Elsevier

Signal Processing

Volume 87, Issue 3, March 2007, Pages 374-407
Signal Processing

Temporal and time-frequency correlation-based blind source separation methods. Part I: Determined and underdetermined linear instantaneous mixtures

https://doi.org/10.1016/j.sigpro.2006.05.012Get rights and content

Abstract

We propose two types of correlation-based blind source separation (BSS) methods, i.e. a time-domain approach and extensions which use time-frequency (TF) signal representations and thus apply to much more general conditions. Our basic TF methods only require each source to be isolated in a tiny TF area, i.e. they set very limited constraints on the source sparsity and overlap, unlike various previously reported TF-BSS methods. Our approaches consist in identifying the columns of the (scaled permuted) mixing matrix in TF areas where these methods detect that a source is isolated. Both the detection and identification stages of these approaches use local correlation parameters of the TF transforms of the observed signals. Two such Linear Instantaneous TIme-Frequency CORRelation-based BSS methods are proposed, using Centered or Non-Centered TF transforms. These methods, which are resp. called LI-TIFCORR-C and LI-TIFCORR-NC, are especially suited to non-stationary sources. We derive their performance from many tests performed with mixtures of speech signals. This demonstrates that their output SIRs have a low sensitivity to the values of their TF parameters and are quite high, i.e. typically 60 to 80 dB, while the SIRs of all tested classical methods range about from 0 to 40 dB. We also extend these approaches to achieve partial BSS for underdetermined mixtures and to operate when some sources are not isolated in any TF area.

Introduction

Blind source separation (BSS) methods aim at restoring a set of unknown source signals from a set of observed signals which are mixtures of these source signals [1], [2], [3]. Most of the approaches that have been developed to this end concern linear instantaneous mixtures and are based on independent component analysis (ICA). They assume the sources to be random stationary statistically independent signals, and they recombine the observed signals so as to obtain statistically independent output signals. The latter signals are then equal to the sources, up to some indeterminacies and under some conditions (especially, at most one source may be Gaussian for such methods to be applicable if no additional constraints are set on the sources).
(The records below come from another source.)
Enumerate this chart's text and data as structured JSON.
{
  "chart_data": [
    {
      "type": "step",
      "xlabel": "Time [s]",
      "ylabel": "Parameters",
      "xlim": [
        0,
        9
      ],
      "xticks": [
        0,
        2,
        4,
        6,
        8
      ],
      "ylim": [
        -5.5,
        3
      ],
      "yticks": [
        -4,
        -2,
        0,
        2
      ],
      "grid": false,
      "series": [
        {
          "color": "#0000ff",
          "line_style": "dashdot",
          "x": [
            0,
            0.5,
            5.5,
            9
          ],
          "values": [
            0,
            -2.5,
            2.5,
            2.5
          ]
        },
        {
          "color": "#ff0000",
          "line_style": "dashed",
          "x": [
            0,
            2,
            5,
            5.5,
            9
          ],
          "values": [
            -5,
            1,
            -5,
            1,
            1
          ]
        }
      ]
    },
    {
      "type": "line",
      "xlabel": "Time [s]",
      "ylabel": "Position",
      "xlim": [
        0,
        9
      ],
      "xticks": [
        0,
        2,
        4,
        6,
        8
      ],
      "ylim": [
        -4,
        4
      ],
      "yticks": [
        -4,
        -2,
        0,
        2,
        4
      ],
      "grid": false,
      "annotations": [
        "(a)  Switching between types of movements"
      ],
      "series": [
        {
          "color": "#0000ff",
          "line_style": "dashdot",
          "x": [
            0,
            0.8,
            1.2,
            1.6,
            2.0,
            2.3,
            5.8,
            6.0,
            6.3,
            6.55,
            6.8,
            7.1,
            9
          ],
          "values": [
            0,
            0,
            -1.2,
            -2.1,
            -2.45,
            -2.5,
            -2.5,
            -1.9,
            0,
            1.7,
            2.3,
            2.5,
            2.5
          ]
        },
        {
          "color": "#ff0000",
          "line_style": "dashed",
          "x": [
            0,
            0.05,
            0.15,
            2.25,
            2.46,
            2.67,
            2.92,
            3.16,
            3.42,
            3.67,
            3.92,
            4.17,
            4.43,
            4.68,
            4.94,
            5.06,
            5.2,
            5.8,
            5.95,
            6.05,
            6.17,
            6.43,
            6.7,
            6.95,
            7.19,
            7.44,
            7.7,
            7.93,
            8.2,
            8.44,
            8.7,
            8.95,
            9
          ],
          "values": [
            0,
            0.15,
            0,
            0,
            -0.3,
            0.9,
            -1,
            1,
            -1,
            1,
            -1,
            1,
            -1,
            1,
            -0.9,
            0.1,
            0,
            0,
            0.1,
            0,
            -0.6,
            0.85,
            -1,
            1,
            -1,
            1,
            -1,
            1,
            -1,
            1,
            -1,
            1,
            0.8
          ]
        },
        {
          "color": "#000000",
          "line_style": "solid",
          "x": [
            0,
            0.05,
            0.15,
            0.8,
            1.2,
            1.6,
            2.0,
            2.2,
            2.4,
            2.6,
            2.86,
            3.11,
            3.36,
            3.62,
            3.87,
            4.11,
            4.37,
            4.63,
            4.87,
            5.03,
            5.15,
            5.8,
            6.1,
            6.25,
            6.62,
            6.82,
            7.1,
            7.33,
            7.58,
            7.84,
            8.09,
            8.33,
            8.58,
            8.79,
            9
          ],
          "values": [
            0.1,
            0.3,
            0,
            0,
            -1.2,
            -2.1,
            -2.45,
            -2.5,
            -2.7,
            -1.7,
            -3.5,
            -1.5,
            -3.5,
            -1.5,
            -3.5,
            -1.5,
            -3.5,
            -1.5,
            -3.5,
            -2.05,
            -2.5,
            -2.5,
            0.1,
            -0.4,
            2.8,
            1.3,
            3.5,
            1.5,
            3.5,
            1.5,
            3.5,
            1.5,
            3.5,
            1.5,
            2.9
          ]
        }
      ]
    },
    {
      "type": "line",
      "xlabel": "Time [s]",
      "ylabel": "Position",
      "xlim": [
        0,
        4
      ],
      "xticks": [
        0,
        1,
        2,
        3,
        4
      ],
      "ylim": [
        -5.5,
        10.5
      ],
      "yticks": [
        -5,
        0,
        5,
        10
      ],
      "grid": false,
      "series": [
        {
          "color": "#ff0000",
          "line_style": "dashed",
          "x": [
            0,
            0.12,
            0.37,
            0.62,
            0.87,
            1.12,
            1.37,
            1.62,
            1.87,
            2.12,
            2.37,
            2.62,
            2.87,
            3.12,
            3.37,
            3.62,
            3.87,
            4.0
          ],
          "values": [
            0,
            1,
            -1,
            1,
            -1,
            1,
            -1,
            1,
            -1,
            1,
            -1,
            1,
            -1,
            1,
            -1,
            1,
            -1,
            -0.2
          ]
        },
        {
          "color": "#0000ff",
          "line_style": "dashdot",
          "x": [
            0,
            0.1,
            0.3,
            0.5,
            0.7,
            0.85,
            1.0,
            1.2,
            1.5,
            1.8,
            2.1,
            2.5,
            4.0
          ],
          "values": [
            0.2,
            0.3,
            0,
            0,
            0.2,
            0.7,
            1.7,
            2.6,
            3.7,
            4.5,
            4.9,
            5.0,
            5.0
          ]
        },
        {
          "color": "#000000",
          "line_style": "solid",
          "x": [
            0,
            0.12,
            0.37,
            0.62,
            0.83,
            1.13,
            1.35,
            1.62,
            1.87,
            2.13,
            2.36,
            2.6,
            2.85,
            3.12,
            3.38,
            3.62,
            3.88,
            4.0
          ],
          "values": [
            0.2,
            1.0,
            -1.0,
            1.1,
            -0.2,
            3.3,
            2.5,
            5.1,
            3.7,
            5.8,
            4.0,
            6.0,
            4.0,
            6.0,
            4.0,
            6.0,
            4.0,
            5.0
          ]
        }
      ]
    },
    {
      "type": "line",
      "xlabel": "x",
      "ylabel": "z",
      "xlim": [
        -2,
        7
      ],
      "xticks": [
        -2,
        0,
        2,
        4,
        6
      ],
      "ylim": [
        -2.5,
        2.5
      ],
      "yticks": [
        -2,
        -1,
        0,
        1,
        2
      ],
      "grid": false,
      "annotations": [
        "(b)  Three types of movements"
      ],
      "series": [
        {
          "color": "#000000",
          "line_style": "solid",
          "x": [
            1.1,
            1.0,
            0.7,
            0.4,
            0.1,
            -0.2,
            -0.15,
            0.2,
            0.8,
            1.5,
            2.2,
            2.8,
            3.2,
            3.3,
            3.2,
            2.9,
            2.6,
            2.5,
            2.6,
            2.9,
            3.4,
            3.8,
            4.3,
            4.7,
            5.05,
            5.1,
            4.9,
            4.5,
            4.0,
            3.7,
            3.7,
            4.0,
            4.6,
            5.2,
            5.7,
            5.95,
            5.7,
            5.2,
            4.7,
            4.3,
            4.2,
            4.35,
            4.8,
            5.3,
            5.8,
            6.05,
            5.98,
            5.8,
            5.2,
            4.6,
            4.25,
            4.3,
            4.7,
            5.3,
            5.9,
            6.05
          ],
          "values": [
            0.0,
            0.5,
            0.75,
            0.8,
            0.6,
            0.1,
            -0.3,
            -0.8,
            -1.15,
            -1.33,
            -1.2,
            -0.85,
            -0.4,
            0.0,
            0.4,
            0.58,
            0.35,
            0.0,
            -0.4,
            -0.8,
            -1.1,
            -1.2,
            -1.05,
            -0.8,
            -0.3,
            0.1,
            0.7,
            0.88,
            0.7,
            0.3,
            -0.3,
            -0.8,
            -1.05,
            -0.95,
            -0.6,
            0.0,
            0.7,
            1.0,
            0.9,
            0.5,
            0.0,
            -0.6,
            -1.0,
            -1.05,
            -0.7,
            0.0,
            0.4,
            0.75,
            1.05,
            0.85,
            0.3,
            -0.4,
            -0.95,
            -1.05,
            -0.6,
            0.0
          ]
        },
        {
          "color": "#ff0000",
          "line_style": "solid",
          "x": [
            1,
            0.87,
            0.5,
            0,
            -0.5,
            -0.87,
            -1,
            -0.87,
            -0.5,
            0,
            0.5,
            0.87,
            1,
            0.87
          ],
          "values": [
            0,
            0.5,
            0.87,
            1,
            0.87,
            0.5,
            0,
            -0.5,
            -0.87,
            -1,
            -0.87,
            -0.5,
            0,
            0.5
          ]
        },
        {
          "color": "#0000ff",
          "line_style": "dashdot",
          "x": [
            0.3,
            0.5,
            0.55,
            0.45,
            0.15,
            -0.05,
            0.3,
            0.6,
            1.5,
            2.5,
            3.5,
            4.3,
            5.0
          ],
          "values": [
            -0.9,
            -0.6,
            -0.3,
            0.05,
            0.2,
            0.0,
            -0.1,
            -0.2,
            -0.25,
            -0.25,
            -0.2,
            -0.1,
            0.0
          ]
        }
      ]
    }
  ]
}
In addition to ICA, a few other general concepts have been used for achieving BSS. This includes the class of approaches based on time-frequency (TF) analysis, which is the main framework considered in this paper. TF tools have been used in various ways in the BSS methods reported so far, as may be seen e.g. in [4], [5], [6], [7], [8], [9], [10], [11]. Among the trends which emerge from these papers, the following ones should especially be mentioned. A first set of methods is composed of approaches based on ratios of TF transforms of observed signals [4], [5], [6]. Some of these methods require the sources to have no overlap in the TF domain [4], which is quite restrictive. On the contrary, only slight differences in the TF representations of the sources are required by the type of methods that we introduced and extended in [5], [6]. Another general concept that has been proposed for achieving BSS consists in exploiting the sparsity of the sources in an adequate representation of these signals. The representation used in some of these approaches is based on a TF transform of the signals. This yields a second set of TF-BSS methods, which especially contains the approaches proposed in [7]. This second set of methods has some relationships with the above-mentioned first set, in the sense that the different constraints on the TF overlap between sources in the first set of methods may be considered as various conditions on the degree of sparsity of these transformed sources. All the approaches presented in the papers [4], [5], [6], [7] which compose the above two sets use the same TF transform, i.e. the short-time Fourier transform (STFT), which is a linear transform. On the contrary, other approaches use quadratic TF transforms (see e.g. [8], [9], [10], [11]), thus forming a third set of methods. This set especially includes TF-BSS methods which are significantly related to classical BSS approaches, as they consist of TF adaptations of previously developed joint-diagonalization methods, with subsequent modifications. It should be noted that, unlike classical ICA-based BSS methods, TF-based BSS approaches are intrinsically well-suited to non-stationary signals (and set no restrictions on the Gaussianity of the sources). They are therefore e.g. especially attractive for speech sources.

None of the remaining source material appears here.